You have the 5.4L???? That is the only one rated for 7200 lbs. The rest are ~ 10,000/1000 from the info I could find. If you plan on using the 5.4 you are not going to be near as happy as if you ran the 3/4 Cummins package. Fuel mileage vs extra expense will win out eventually. No real need to go to a class V....they make a heavy class IV rated beyond what you need. The class V has a 2.5" reciever vs 2" and depending what brand you get a class V could go as high as 17,000 lbs. Running the filler to run a 2" will get you a few extra rattles. I am betting your 3/4 has what you need already or really close. I see you really trying to get a good setup.....don't forget to get a SOLID ball hitch not a tube hitch.

19. All good info. so far.
Here is a LINK for BOAT TRAILERS HITCH WEIGHT , http://www.shorelandr.com/pages/pf_trstep3.htm
There are different tongue weights for different types of trailers , remember, Google is our friend.

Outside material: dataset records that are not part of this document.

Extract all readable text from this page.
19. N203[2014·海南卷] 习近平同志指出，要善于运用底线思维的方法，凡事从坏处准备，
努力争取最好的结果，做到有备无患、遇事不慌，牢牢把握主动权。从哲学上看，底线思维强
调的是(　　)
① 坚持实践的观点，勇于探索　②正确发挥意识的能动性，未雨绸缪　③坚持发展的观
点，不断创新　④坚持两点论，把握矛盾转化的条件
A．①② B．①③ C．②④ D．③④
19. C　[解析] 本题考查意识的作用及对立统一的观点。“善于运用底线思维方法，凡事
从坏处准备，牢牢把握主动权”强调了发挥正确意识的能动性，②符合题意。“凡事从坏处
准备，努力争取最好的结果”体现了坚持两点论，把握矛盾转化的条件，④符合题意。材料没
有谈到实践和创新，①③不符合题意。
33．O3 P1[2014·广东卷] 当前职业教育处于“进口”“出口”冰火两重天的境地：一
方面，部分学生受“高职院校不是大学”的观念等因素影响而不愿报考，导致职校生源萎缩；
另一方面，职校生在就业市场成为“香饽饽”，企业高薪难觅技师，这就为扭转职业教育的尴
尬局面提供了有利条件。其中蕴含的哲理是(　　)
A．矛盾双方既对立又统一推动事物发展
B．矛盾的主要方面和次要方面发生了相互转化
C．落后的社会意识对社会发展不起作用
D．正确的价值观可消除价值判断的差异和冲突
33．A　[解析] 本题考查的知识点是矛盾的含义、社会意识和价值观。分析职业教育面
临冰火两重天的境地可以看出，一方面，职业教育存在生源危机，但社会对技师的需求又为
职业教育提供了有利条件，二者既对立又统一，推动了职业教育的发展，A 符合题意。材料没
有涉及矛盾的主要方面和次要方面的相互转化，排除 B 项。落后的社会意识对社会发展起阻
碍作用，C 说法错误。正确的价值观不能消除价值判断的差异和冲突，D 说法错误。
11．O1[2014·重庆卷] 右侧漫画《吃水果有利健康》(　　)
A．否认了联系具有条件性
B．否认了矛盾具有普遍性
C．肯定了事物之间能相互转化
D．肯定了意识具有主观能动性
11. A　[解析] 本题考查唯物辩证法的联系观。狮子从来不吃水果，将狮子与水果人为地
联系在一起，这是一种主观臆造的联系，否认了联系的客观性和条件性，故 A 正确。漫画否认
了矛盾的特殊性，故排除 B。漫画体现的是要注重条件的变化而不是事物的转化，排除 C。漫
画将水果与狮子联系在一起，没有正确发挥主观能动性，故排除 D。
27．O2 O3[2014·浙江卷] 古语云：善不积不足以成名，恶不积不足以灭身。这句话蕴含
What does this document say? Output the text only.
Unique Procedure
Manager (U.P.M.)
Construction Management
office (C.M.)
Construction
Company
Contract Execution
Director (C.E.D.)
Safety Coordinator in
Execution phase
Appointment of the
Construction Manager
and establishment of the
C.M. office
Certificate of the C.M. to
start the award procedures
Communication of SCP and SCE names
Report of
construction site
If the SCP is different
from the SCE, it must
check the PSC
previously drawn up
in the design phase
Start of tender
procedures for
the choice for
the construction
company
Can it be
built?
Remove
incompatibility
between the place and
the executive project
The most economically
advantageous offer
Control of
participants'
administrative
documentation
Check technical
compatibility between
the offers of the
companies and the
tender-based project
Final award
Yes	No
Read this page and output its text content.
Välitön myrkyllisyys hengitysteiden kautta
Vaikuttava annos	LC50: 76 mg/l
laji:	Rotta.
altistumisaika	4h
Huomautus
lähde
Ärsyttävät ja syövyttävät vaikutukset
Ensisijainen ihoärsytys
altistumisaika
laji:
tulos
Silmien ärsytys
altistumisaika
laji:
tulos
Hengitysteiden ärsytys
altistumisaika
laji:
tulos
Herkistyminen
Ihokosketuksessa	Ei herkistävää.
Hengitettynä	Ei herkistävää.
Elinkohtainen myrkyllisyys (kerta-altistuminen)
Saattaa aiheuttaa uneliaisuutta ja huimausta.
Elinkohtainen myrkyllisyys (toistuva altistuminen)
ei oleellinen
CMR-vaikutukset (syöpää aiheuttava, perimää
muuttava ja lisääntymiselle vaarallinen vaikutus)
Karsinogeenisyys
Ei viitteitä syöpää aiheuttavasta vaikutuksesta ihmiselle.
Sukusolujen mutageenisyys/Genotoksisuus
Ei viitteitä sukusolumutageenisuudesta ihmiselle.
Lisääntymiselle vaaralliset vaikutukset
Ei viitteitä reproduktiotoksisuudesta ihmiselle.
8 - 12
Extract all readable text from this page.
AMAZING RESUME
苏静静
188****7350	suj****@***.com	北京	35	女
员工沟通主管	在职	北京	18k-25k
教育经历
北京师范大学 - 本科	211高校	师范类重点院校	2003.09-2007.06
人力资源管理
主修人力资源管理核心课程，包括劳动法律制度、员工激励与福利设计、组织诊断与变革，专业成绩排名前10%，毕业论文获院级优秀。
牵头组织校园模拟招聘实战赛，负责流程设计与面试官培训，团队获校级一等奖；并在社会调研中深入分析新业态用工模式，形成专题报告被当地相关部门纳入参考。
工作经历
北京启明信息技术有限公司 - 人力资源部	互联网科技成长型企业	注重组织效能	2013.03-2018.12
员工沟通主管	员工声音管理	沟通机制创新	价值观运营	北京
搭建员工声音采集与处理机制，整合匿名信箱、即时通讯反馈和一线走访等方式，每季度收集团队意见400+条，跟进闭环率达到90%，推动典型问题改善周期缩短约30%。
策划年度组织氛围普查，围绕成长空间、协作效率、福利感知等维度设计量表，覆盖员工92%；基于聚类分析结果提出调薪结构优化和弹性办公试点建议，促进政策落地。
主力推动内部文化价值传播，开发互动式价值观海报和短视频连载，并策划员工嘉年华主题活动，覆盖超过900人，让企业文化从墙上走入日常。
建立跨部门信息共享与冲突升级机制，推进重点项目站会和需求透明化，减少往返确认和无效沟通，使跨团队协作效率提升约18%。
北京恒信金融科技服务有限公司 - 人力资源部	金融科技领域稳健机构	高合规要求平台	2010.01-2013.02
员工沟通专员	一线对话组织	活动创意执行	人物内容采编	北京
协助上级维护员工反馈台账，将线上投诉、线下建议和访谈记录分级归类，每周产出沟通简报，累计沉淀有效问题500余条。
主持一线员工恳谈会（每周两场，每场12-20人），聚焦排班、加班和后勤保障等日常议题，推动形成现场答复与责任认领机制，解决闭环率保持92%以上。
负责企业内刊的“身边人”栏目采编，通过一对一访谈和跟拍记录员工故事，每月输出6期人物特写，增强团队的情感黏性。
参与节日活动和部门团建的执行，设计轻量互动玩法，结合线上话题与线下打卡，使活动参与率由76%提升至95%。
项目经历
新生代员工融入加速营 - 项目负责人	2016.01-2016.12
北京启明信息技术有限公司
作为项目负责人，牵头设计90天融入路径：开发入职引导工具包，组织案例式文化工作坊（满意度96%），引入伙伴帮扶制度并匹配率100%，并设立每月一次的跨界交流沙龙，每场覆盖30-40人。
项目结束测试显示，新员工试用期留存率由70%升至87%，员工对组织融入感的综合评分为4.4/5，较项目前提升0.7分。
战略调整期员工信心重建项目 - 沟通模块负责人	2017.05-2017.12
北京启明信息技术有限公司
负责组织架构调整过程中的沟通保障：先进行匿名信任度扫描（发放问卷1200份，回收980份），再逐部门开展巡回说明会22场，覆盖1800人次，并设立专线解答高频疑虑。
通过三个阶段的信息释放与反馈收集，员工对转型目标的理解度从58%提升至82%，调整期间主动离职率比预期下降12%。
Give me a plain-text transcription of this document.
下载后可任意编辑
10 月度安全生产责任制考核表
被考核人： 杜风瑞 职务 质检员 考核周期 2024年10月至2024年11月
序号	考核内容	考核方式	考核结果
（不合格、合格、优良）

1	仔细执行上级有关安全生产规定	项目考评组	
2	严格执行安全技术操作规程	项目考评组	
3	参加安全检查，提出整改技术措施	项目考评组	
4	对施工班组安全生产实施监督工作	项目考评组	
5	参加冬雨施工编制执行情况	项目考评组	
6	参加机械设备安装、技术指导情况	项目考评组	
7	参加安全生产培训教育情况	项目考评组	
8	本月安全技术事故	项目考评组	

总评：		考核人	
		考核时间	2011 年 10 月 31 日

And for the above poster , I have pulled my rig from Calif. to Florida and have NEVER had a problem going UP and Down them little hills called the Sierras . Trailer has NEVER fish tailed .
I drag to the Texas Gulf coast 430 miles one way to fish .
I drag to Pensacola FL. , every year 850 miles one way.
AND
I was a Professional Tow truck driver in So Cal in my younger years.

It just gets my goat when someone lays out a BLANKET STATEMENT like above "Texas roads are flat so you need 10% to 15% tongue weight" Heck most of your trucks can't safely handle 1500lbs on the hitch and barely in a Goose neck application .

I aint trying to start a fight here , I'm just saying USE Google and search like, Boat tongue weight, Goose neck trailers, trailer ball ratings , and more.

Also if you think your roads are so dangerous I would go Electric over Hyd. so you can apply some trailer brake when descending to keep your trailer from wagging OR I would SLOW DOWN . FYI, I was just up in Alaska last July and the roads I was on up there are way better than we have down here in Texas .

Oh , The 2nd sentence the OP says "The truck is a Ford Excursion Diesel" keep up will ya. LOL Which if one does not know...That's a 3/4 ton chassis .

20. Ok first, the trailer needs to sit level in relation to the tow vehicle.

2) the trailer needs to sit level in relation to the tow vehicle !

3) the tow vehicle is diesel powered... the Power Stroke engine has enough OOPH to tow a friggen house regardless of "version".

4) if the trailer is fishtailing, the tongue weight is too light.

5) a 3/4 chassis on the Super Duty chassis is rated at the same towing capacity as the 1ton.

6) the 3/4 ton vs. the 1 ton designation only means that the payload (by virtue of the spring rate) on the 1ton is greater by 500lbs over the 3/4ton and an additional \$4-5k. oh and the badge that makes one think a 1ton is Sooo much more worth the extra \$\$\$.

7) WD hitches mitigate much of the "tail wagging the dog" and that makes for a much for comfortable ride , both physicaly and mentaly, the downside ( though very minor IMO) is that the WD bars must be removed before tight quarter manuvering and descending a launch ramp, A small inconvenience IMO.

Get the trailer attitude adjusted correctly then diddle with the weight distribution (if still needed) as suggested earlier. As for brakes, they should be fine if they are operating correctly, and by the way.... they have nothing to do with towing..... they are for stopping.